Since any of these three elements of objective function have different effect on the performance of IDS, we convert this multiple criteria problem to a single weighted fitness function that combines the three goals linearly into one. Where w DR, w FAR and w F represents the importance of detection rate, false alarm rate and number of selected features in the objective function. Detection rate or sensitivity in biomedical informatics terms, known as a true positive rate (TPR), which means the ratio of true positive recognition to the total actual positive class;\( \frac{TP}{\left(\mathrm{TP}+\mathrm{FN}\right)} \). False alarm rate (FAR) or false positive rate (FPR) defined as: \( \frac{FP}{\left(\mathrm{FP}+\mathrm{TP}\right)} \). fi represents the value of feature mask (“1” represents that feature i is selected and “0” represents that feature i is not selected), and n F indicates the number of features.

The specific steps of TVCPSO–MCLP and TVCPSO–SVM are described as follows:

  • Step 1: Chaotic initialization for n + 2 particle, for the MCLP algorithm, the first two parameters are α and β and for SVM algorithm the first two parameters are c and γ. The rest of n particle is binary features mask of feature sets which here is 41 features of NSL-KDD cup 99 datasets. Here in binary features mask, 1 and 0 adopted to present as selected features and discarded features, respectively.

    1. (a)

      Initialize a vector z 0 = (z 01z 02, …, z 0n), each component of it is set as a random value in the range [0, 1], and by iteration of Logistic equation a chaos queue z 1z 2, …, z n is obtained.

    2. (b)

      In order to transfer the chaos queue z j into the parameter’s range the following equation is used:

$$ {\hat{Z}}_{jk}={a}_k+\left({b}_k-{a}_k\right).{z}_{jk}\kern2.25em \left(k=1,2,\dots, n\right) $$
(2.193)
  • Where the value range of each particle defined by [a k, b k].

  • Step 2: Compute the fitness value of the initial vector \( {\hat{Z}}_j\ \left(j=1,2,\dots, m\right) \) and then choose the best M solutions as the initial positions of M particles.

  • Step 3: Randomly initialize the velocity of M particles, here, v j = (v j1, v j2, …., v jnj = (1, 2, …, M.)

  • Step 4: Update the velocity and position of each classifier’s parameters (α, β in MCLP and cγ in SVM) according to Eqs. (2.184) and (2.185), and in order to update the velocity and position of the features in each particle Eqs. (2.184) and (2.190) have been used, respectively.

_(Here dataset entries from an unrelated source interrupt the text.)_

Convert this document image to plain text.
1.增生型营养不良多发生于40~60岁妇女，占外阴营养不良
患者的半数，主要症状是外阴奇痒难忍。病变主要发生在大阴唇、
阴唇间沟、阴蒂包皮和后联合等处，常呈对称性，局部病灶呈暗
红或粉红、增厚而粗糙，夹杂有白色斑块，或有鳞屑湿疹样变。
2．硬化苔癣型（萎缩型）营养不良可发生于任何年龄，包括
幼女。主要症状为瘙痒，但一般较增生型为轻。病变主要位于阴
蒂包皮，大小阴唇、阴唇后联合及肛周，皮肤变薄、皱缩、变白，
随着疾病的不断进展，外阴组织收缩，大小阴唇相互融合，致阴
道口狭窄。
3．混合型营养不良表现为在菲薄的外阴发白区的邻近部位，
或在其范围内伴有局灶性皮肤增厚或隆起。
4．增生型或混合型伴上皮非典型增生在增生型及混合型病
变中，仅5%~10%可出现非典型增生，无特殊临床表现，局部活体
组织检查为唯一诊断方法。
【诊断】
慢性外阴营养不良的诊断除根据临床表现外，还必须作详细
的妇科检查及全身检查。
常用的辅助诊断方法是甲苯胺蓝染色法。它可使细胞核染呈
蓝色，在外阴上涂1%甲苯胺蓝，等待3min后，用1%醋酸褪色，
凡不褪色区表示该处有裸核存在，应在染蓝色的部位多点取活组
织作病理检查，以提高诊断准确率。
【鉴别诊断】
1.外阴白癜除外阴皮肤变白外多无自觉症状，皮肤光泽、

  • Step 5: Evaluate the fitness of each particle according to Eq. (2.192) and then compare the evaluated fitness value of each particle (personal optimal fitness (pfit)) to its personal best position (p i, best):

    1. (a)

      If the pfit is better than p i, best then update the p i, best as the current position, otherwise keep the previous ones in memory.

    2. (b)

      If the pfit is better than p g, best then update the p g, best as the current position, otherwise keep the previous p g, best.

  • Step 6: Optimize p g, best by chaos local search according to the following steps:

    1. (a)

      Consider T = 0, scale the p gk, best into the range of [0,1] by \( {z}_k^T=\frac{p^{gk, best}-{a}_k}{b_k-{a}_k}\left(k=1,2,\dots, n\right). \)

    2. (b)

      Generate the chaos queues \( {Z}_j^T\left(T=1,2,\dots, m\right) \) by iteration of Logistic equation.

    3. (c)

      Obtain the solution set p = (p 1, p 2, …, p m) by scale the chaotic variables \( {Z}_j^T \) into the decision variable according to the \( {p}_k^T={a}_k+\left({b}_k-{a}_k\right).{z}_k^T \).

    4. (d)

      Evaluate the fitness value of each feasible solution p = (p 1, p 2, …, p m), and get the best solution \( {\hat{p}}^{g, best} \).

  • Step 7: If the stopping criteria are satisfied, then stop the algorithms and get the global optimum that are the optimal value of (α, β in MCLP and c, γ in SVM) and the most appropriate subset of features. Otherwise, go to step 5.